On academic blogs Levy was excoriated as a “moron” and a “liar,” to quote two of the nicer things said about him. On the other side, Andrew Gillen, now with the American Council of Trustees and Alumni, wrote a post for us here at Minding the Campus that included data showing that teaching loads for tenured and tenure-track faculty had fallen significantly from 1988 to 2004. Even at two-year community colleges, where teaching, not research, is supposed to be nearly the whole focus of faculty energy, the mean teaching load fell from 4.5 courses per semester to just over four courses. The lucky souls with jobs at elite “R1” public and private research universities were teaching a little over 1.5 courses per semester, in contrast to the nearly three courses per semester they would have taught back in 1988.
So–who is right? Levy and Gillen, or their numerous critics in academia? My answer is: They’re both right. The issue isn’t so much whether college professors are lazy–or whether, as Levy asserts, they’re mentally living back in the elbow-patch days of the early twentieth century when academics reputedly traded genteel poverty for ultra-genteel campus working hours that were as much consumed with taking tea and sipping sherry as standing in classrooms trying to pound knowledge into the heads of dimwits wearing raccoon coats.
I think that most college faculty work darned hard (there are lazy exceptions, but they are relatively few in these days of rapidly diminishing tenure and promotion possibilities). I believe the commenter to Levy’s Washington Post op-ed who wrote: “I’m a professor at a smallish liberal arts college in the South, and I work 7 days a week usually until 1:00am–yes, taking out four hours of the day to eat and spend with my wife and child. And I work all Christmas ‘break’ and all summer, too.” I think that Levy was simply wrong when he asserted that most college faculty spend only one hour on “grading and class preparation” for every hour they spend inside a classroom. That’s impossible–unless you are teaching from crumbling notes that predate the invention of the electric typewriter and your assignments consist of a single multiple-choice exam at finals time.
Professors Work Like Industrious Students
The issue isn’t underworked professors. It’s whether the hard work that professors do perform is something that society wants to continue paying for. This is especially an issue at public universities and community colleges where the dollars of taxpayers are a major source of support for professorial livelihoods that may include diminished teaching loads compared with the hours they might have put in two decades ago. The parents and taxpayers who support public universities tend to think that what they’re subsidizing is the instruction of undergraduates. Then, those same parents and taxpayers are shocked to discover that what they’re actually subsidizing is the lifestyle of a community of scholars. It’s a demanding lifestyle–nowadays you’ve typically got to publish not one but two scholarly books just to qualify for tenure–and the hours can be punishing at times, but they in no way resemble the 40-hour work-week day in and day out of most other people with full-time jobs.

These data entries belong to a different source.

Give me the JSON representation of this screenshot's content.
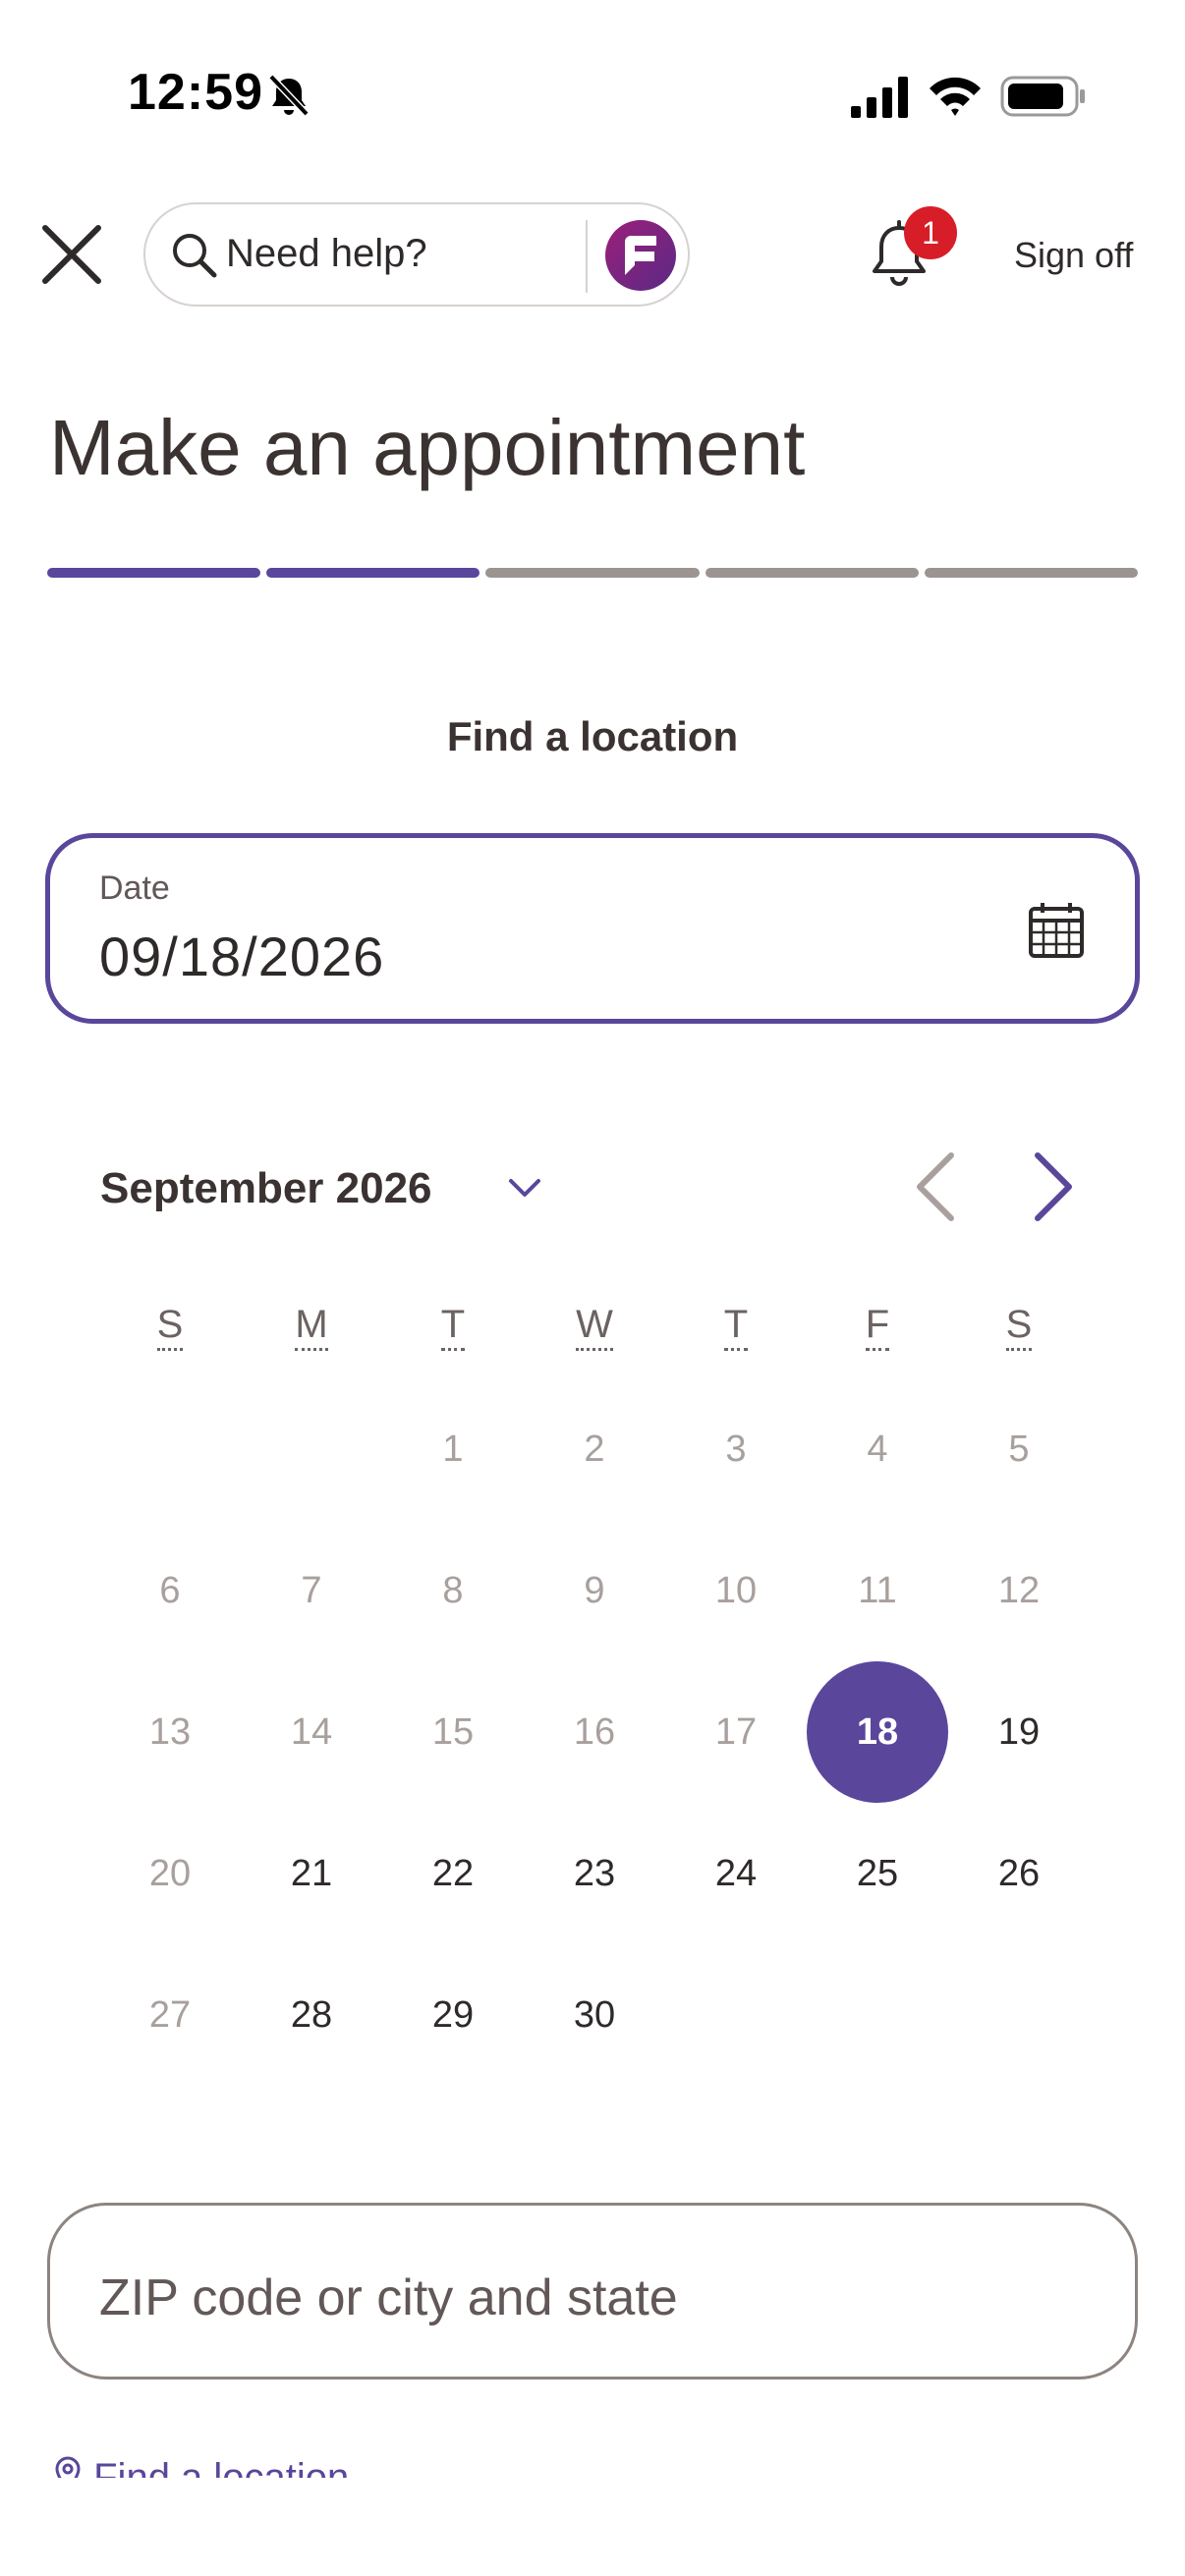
{
  "status_bar": {
    "time": "12:59"
  },
  "header": {
    "search_label": "Need help?",
    "notification_count": "1",
    "sign_off": "Sign off"
  },
  "page": {
    "title": "Make an appointment",
    "progress": {
      "total_steps": 5,
      "completed_steps": 2
    },
    "section_label": "Find a location"
  },
  "date_field": {
    "label": "Date",
    "value": "09/18/2026"
  },
  "calendar": {
    "month_label": "September 2026",
    "weekdays": [
      "S",
      "M",
      "T",
      "W",
      "T",
      "F",
      "S"
    ],
    "selected_day": 18,
    "days": [
      {
        "d": "",
        "state": "empty"
      },
      {
        "d": "",
        "state": "empty"
      },
      {
        "d": "1",
        "state": "disabled"
      },
      {
        "d": "2",
        "state": "disabled"
      },
      {
        "d": "3",
        "state": "disabled"
      },
      {
        "d": "4",
        "state": "disabled"
      },
      {
        "d": "5",
        "state": "disabled"
      },
      {
        "d": "6",
        "state": "disabled"
      },
      {
        "d": "7",
        "state": "disabled"
      },
      {
        "d": "8",
        "state": "disabled"
      },
      {
        "d": "9",
        "state": "disabled"
      },
      {
        "d": "10",
        "state": "disabled"
      },
      {
        "d": "11",
        "state": "disabled"
      },
      {
        "d": "12",
        "state": "disabled"
      },
      {
        "d": "13",
        "state": "disabled"
      },
      {
        "d": "14",
        "state": "disabled"
      },
      {
        "d": "15",
        "state": "disabled"
      },
      {
        "d": "16",
        "state": "disabled"
      },
      {
        "d": "17",
        "state": "disabled"
      },
      {
        "d": "18",
        "state": "selected"
      },
      {
        "d": "19",
        "state": "enabled"
      },
      {
        "d": "20",
        "state": "disabled"
      },
      {
        "d": "21",
        "state": "enabled"
      },
      {
        "d": "22",
        "state": "enabled"
      },
      {
        "d": "23",
        "state": "enabled"
      },
      {
        "d": "24",
        "state": "enabled"
      },
      {
        "d": "25",
        "state": "enabled"
      },
      {
        "d": "26",
        "state": "enabled"
      },
      {
        "d": "27",
        "state": "disabled"
      },
      {
        "d": "28",
        "state": "enabled"
      },
      {
        "d": "29",
        "state": "enabled"
      },
      {
        "d": "30",
        "state": "enabled"
      }
    ]
  },
  "zip_field": {
    "placeholder": "ZIP code or city and state"
  },
  "find_link": {
    "label": "Find a location"
  },
  "colors": {
    "accent": "#5a469b",
    "badge": "#d71e28",
    "disabled_text": "#a8a09d",
    "progress_inactive": "#9c9491"
  },
  "icons": [
    "bell-slash-icon",
    "signal-icon",
    "wifi-icon",
    "battery-icon",
    "close-icon",
    "search-icon",
    "fargo-logo-icon",
    "notification-bell-icon",
    "calendar-icon",
    "chevron-down-icon",
    "chevron-left-icon",
    "chevron-right-icon",
    "location-pin-icon"
  ]
}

What the working life of college professors most closely resembles is the working life of their most industrious students: disciplined day-to-day class preparation for the first thirteen weeks of the semester, followed by two round-the-clock weeks of sleep-deprived toil (writing term papers and studying for finals for the students, grading said papers and computing final grades for the professors)–and then, vacation! Three solid weeks for the Christmas holidays and three solid months over the summer (plus, during the semester, a week of spring break and an ever-increasing number of days off just before Thanksgiving). True, that vast amount of what looks to outsiders like leisure time is often completely taken up by scholarly research, keeping up with the journals, writing syllabi for the next semester, delivering papers at academic conferences, sifting through the resumes of job applicants, and shepherding undergraduates through summer-abroad field trips. But professors, unlike other professionals obliged to maintain standard 40-hour workweeks whether they like it or not, are free to attend to their obligations at their own pace and structure their time accordingly. They can stay up until 1 a.m. five nights in a row binge-writing a scholarly article–and then crash for the next five days. Furthermore, much of what college professors do, arduous though it may be, might not look like “work” in the eyes of many people outside academia.
I’ll pick an example from my own limited experience as an academic. During the summer of 2010, I participated in an invitation-only six-week summer seminar in Tunis sponsored (and mostly paid for) by the National Endowment for the Humanities. Of the sixteen participants, fourteen were faculty members at institutions ranging from elite “R-1” research universities to small liberal-arts colleges. I got to know them fairly well, and I can testify that they were uniformly brilliant (as well they should have been, since they were chosen from more than 120 people who had applied for the seminar), conscientious, hard-working, and dedicated to their teaching as well as their scholarship.
For much of the seminar we pored over a close reading of the “Confessions” of Augustine of Hippo, who had lived in Carthage, the ancient city adjacent to modern Tunis. The insights of those theologians, philosophers, literary scholars, archaeologists, and historians were often dazzling. During our “off” days we toured Tunisia’s impressive and well-preserved Roman ruins with a local archaeologist as our guide. Those trips were time-consuming and sometimes brutal, since summer temperatures in Tunisia’s scorching interior regularly reach 120 degrees. And during whatever spare hours remained many of the participating professors worked in their rooms to prepare their classes for the upcoming fall semester. Others flew off to conferences where they delivered papers.
The NEH seminar, generating a deeper understanding of what Augustine was about, undoubtedly helped make its participants better teachers and better scholars. But I couldn’t help wondering what an outsider might think of the whole operation: How exactly is this different from one of those high-priced, professor-led educational cruises that many universities sponsor for their well-heeled alumni–or from the week-long Great Books summer seminars that St. Johns University holds in Santa Fe for $2,500 or so a pop? One professor in our group gave a paper in Tuscany. Wouldn’t it be great to spend a weekend in Tuscany as part of your job? And the point isn’t simply that professors can get paid for what can look to outsiders like a high-end, mind-improving vacation. It’s that they have weeks of unstructured time in which to do so.
So the problem isn’t that college professors don’t work hard–clearly most do. The problem is that the working lives they lead more closely resemble the working lives of writers, artists, and musical composers than they do of the working lives of other upper-middle-class professionals: odd hours and feast-or-famine working schedules; bursts of creative intensity punctuated by relative idleness, long periods that can strike outsiders as unproductive but that actually generate intense creativity down the road. Someone–students, parents, taxpayers, managers of university endowments–has to pay for this sort of lifestyle, of course. Someone has to judge whether one of its end results–reams of scholarship that, as Mark Bauerlein has argued on Minding the Campus–may be “superb” in quality but seldom gets read or cited–is worth all the expenditures and the apparent waste.
Some, like David C. Levy, argue that it’s not, and that most institutions of higher learning would be better off if professors focused solely on the teaching that most people assume is their sole job and in the name of efficiency taught five courses per semester all year round. Others argue that such an approach would kill the university as a locus of the life of the mind. Supporting a university faculty is in many ways analogous to supporting a symphony orchestra or an art gallery–and the ultimate question is how many of those a society is willing or able to support.